Supreme collusion

October 12, 2007

Step by step, the freedoms, the accountability and the confidence in justice that Americans used to take for granted are being shorn away, and that "What next?" feeling leads too often to shrugged shoulders rather than real outrage.

This week, the Supreme Court colluded with the administration to give the government legal immunity even when it abducts and tortures innocent people.

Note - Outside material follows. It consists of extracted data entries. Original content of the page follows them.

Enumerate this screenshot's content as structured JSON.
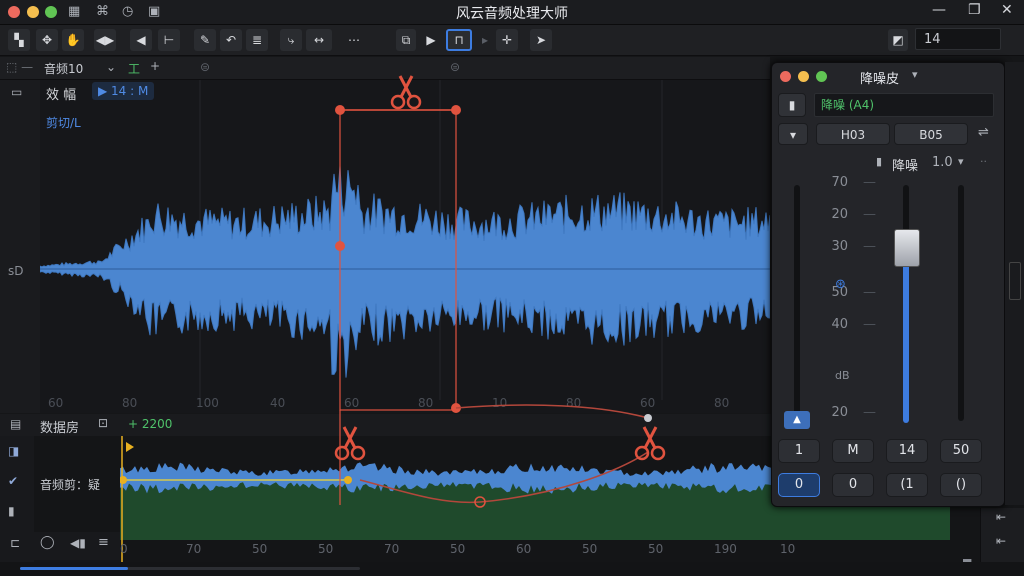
{
  "window": {
    "title": "风云音频处理大师",
    "dots": [
      "#ed6a5e",
      "#f5bf4f",
      "#61c554"
    ],
    "win_icons": [
      "minimize-icon",
      "maximize-icon",
      "close-icon"
    ]
  },
  "toolbar": {
    "zoom_value": "14",
    "accent": "#3d7ce0"
  },
  "track": {
    "tab_label": "音频10",
    "tab_label2": "工",
    "tab_add": "+",
    "name": "效 幅",
    "time": "▶ 14 : M",
    "sub_label": "剪切/L",
    "channel_label": "sD"
  },
  "wave_axis": [
    "60",
    "80",
    "100",
    "40",
    "60",
    "80",
    "10",
    "80",
    "60",
    "80"
  ],
  "lower": {
    "title": "数据房",
    "counter": "+ 2200",
    "track_label": "音频剪：疑"
  },
  "lower_axis": [
    "0",
    "70",
    "50",
    "50",
    "70",
    "50",
    "60",
    "50",
    "50",
    "190",
    "10"
  ],
  "panel": {
    "title": "降噪皮",
    "preset_value": "降噪 (A4)",
    "field_a": "H03",
    "field_b": "B05",
    "section_label": "降噪",
    "section_value": "1.0",
    "scale_left": [
      "70",
      "20",
      "30",
      "50",
      "40",
      "20"
    ],
    "row1": [
      "1",
      "M",
      "14",
      "50"
    ],
    "row2": [
      "0",
      "0",
      "(1",
      "()"
    ]
  },
  "colors": {
    "waveform": "#4b86d0",
    "waveform_dark": "#2c5c9a",
    "selection": "#e0533f",
    "envelope": "#b3473b",
    "green_track": "#2a6a3a",
    "fader_fill": "#3d7ce0"
  }
}
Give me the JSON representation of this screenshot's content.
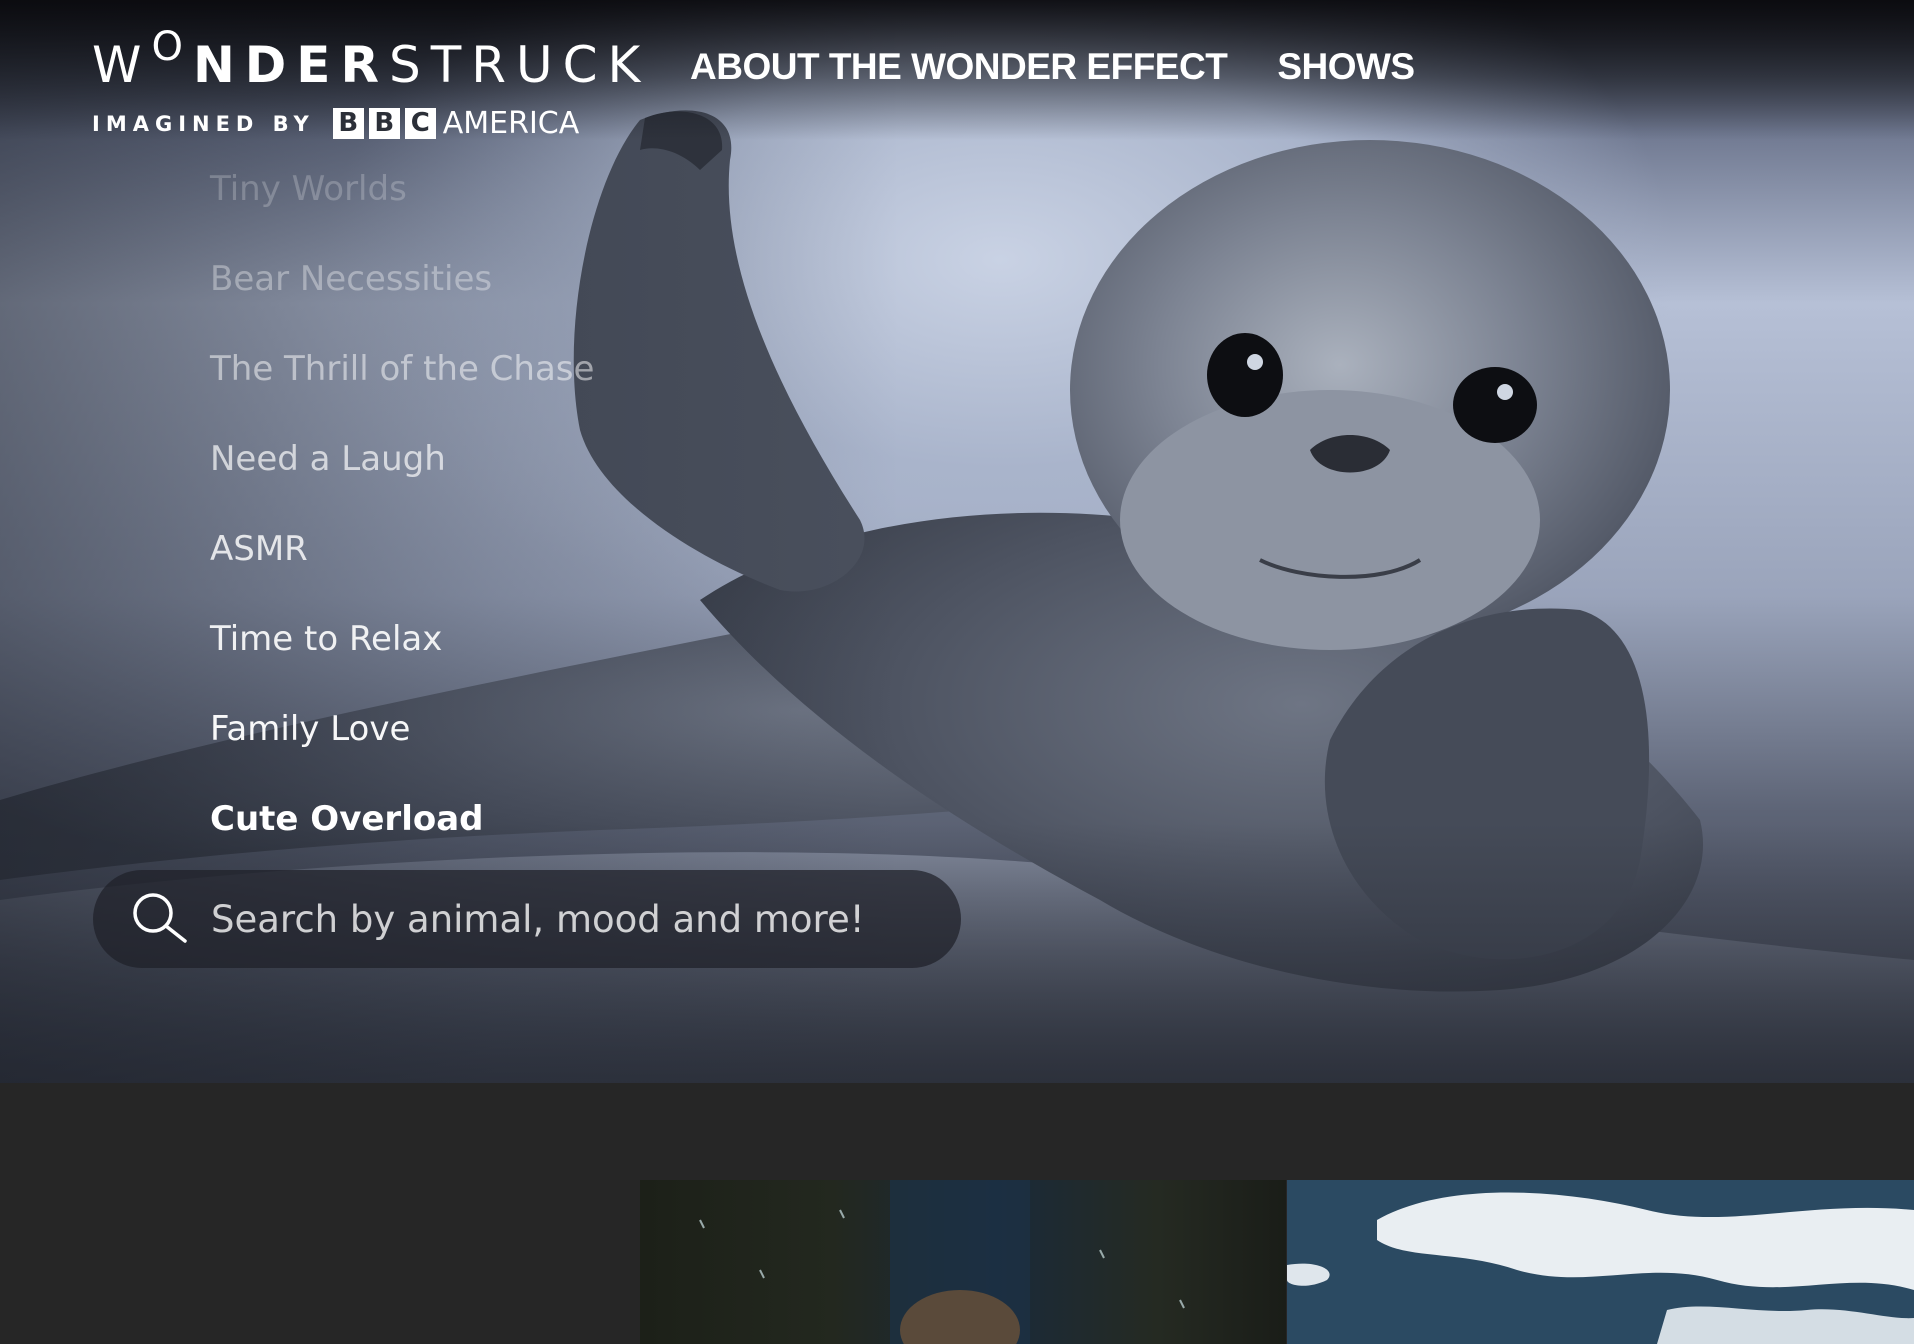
{
  "brand": {
    "name_pre": "W",
    "name_o": "O",
    "name_bold": "NDER",
    "name_light": "STRUCK",
    "imagined_by": "IMAGINED BY",
    "bbc_letters": [
      "B",
      "B",
      "C"
    ],
    "america": "AMERICA"
  },
  "nav": {
    "items": [
      {
        "label": "ABOUT THE WONDER EFFECT"
      },
      {
        "label": "SHOWS"
      }
    ]
  },
  "moods": {
    "items": [
      {
        "label": "Tiny Worlds",
        "opacity": 0.22
      },
      {
        "label": "Bear Necessities",
        "opacity": 0.35
      },
      {
        "label": "The Thrill of the Chase",
        "opacity": 0.5
      },
      {
        "label": "Need a Laugh",
        "opacity": 0.68
      },
      {
        "label": "ASMR",
        "opacity": 0.82
      },
      {
        "label": "Time to Relax",
        "opacity": 0.9
      },
      {
        "label": "Family Love",
        "opacity": 0.96
      },
      {
        "label": "Cute Overload",
        "opacity": 1.0
      }
    ],
    "active": "Cute Overload"
  },
  "search": {
    "placeholder": "Search by animal, mood and more!",
    "value": ""
  },
  "colors": {
    "page_bg": "#262626",
    "text": "#ffffff"
  }
}
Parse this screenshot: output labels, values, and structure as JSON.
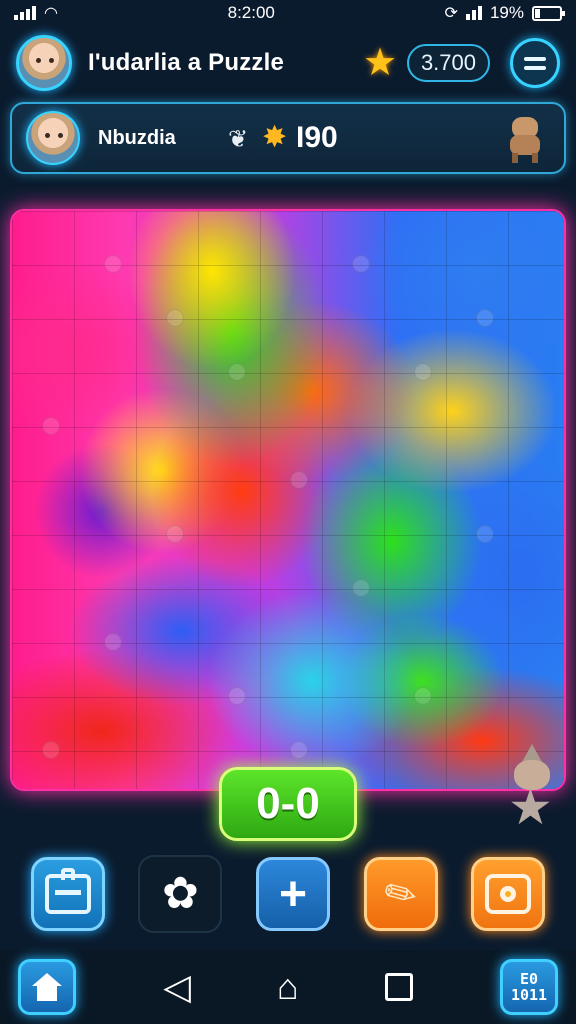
{
  "status_bar": {
    "time": "8:2:00",
    "battery": "19%"
  },
  "header": {
    "title": "I'udarlia a Puzzle",
    "coins": "3.700"
  },
  "player_card": {
    "name": "Nbuzdia",
    "score": "I90"
  },
  "game": {
    "score_badge": "0-0"
  },
  "icons": {
    "avatar": "avatar-girl",
    "star": "star-icon",
    "menu": "menu-icon",
    "feather": "feather-icon",
    "puzzle": "puzzle-piece-icon",
    "inventory": "toolbox-icon",
    "piece": "puzzle-piece-outline-icon",
    "add": "plus-icon",
    "hint": "pencil-icon",
    "shop": "shop-bag-icon",
    "home": "home-icon",
    "back": "back-icon",
    "recent": "square-icon",
    "grid": "grid-icon"
  },
  "colors": {
    "accent_cyan": "#2fb6e6",
    "board_glow": "#ff2fa6",
    "score_green": "#3cc41a",
    "orange": "#f07410"
  },
  "nav": {
    "grid_label": "E0\n1011"
  }
}
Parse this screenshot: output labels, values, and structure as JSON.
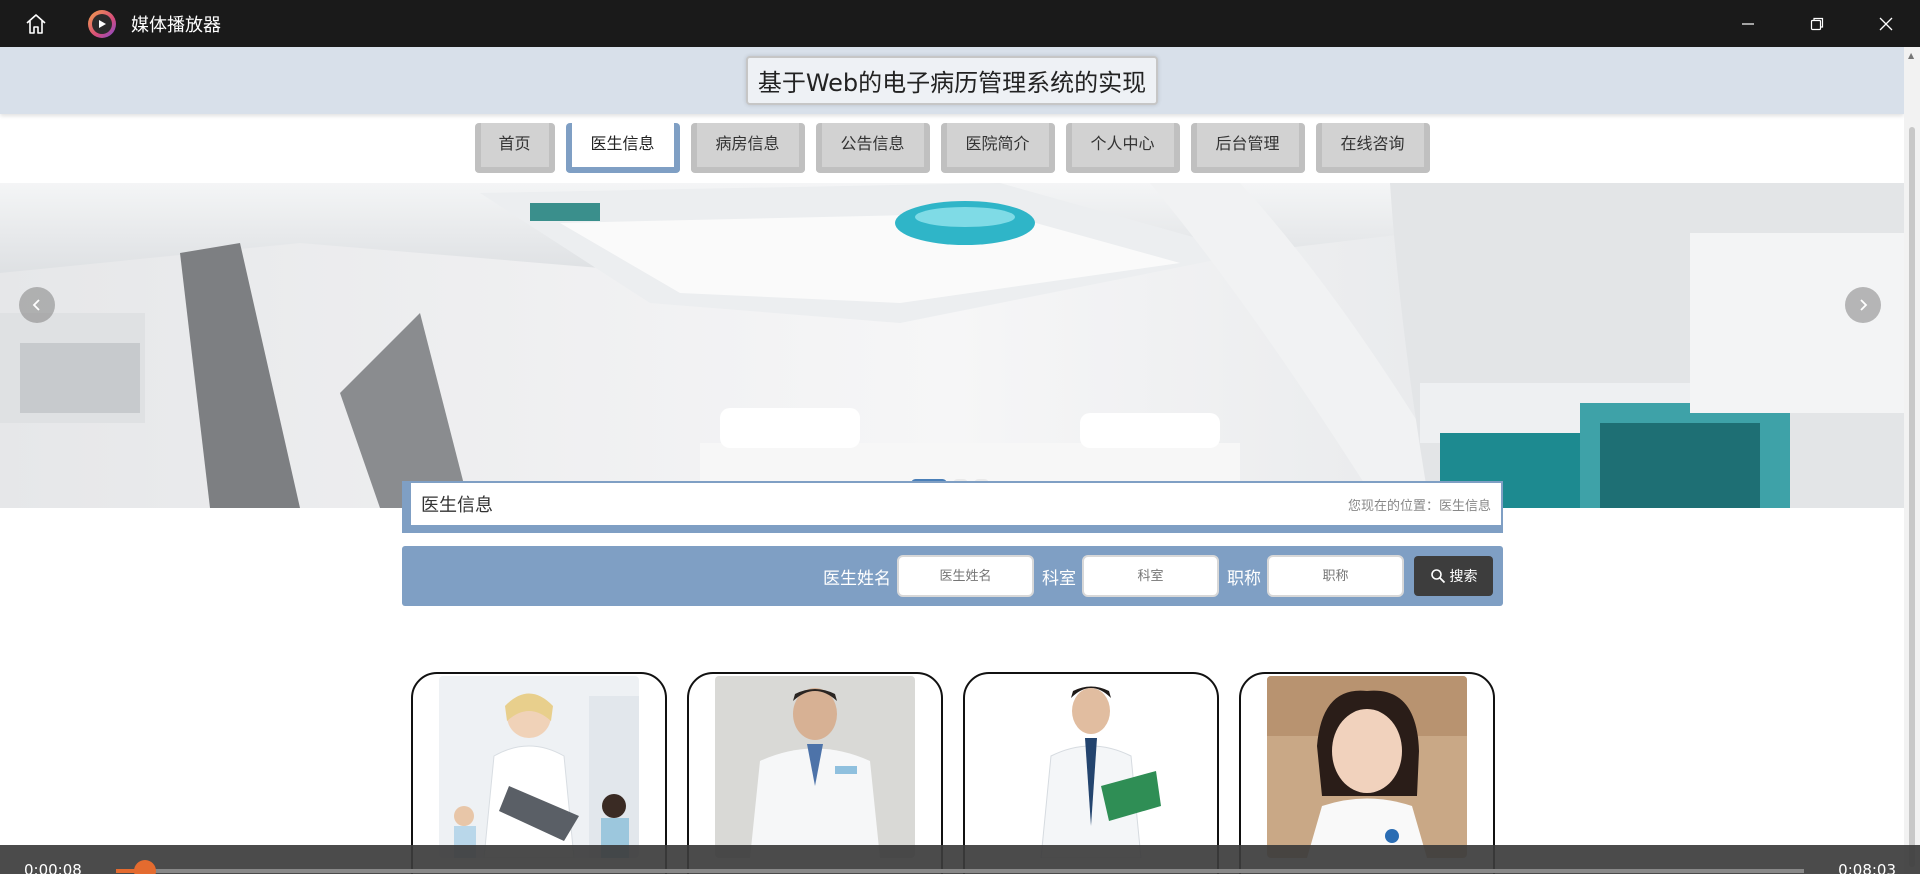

All the government lawyers have to do is utter the magic phrase "state secrets" and apparently even the most appalling cases of misconduct can be granted a free pass, and draped in a cloak of darkness.

The abuse of Khaled el-Masri - a German citizen who was kidnapped, flown to Afghanistan, subjected (according to his lawyers) to "enhanced interrogation techniques," kept in custody for three months until the CIA realized his was a case of mistaken identity, and then kept in custody for two months more, and finally dumped, bewildered, on a hillside in Albania - was bad enough.

But the abuse of the American legal system - confirmed this week when the Supreme Court refused to take up the case and thereby let stand a lower court ruling dismissing his lawsuit on secrecy grounds - was in many ways more deeply troubling, because of the license it gives the government to act unilaterally and recklessly in the future.

The lower court had relied on the precedent of a 1950s case in which some evidence was excluded during a lawsuit because of government claims that sensitive intelligence was involved. (That was apparently a lie.) But with Mr. el-Masri's lawsuit, the courts are tossing out an entire case because the government doesn't want it litigated. The whole world knows about the CIA's practice of "extraordinary rendition," and the whole world knows about the American use of torture, so it's alarming to think that there may be further outrages that would be revealed if the case went to trial.

A German court charged 13 CIA agents with Mr. el-Masri's abduction (which took place in Macedonia). Last month, the German government said it wouldn't pursue those charges - but given the abdication of the American legal system, it might want to reconsider. It seems now that the only place to look for justice in this case would be in a German courtroom.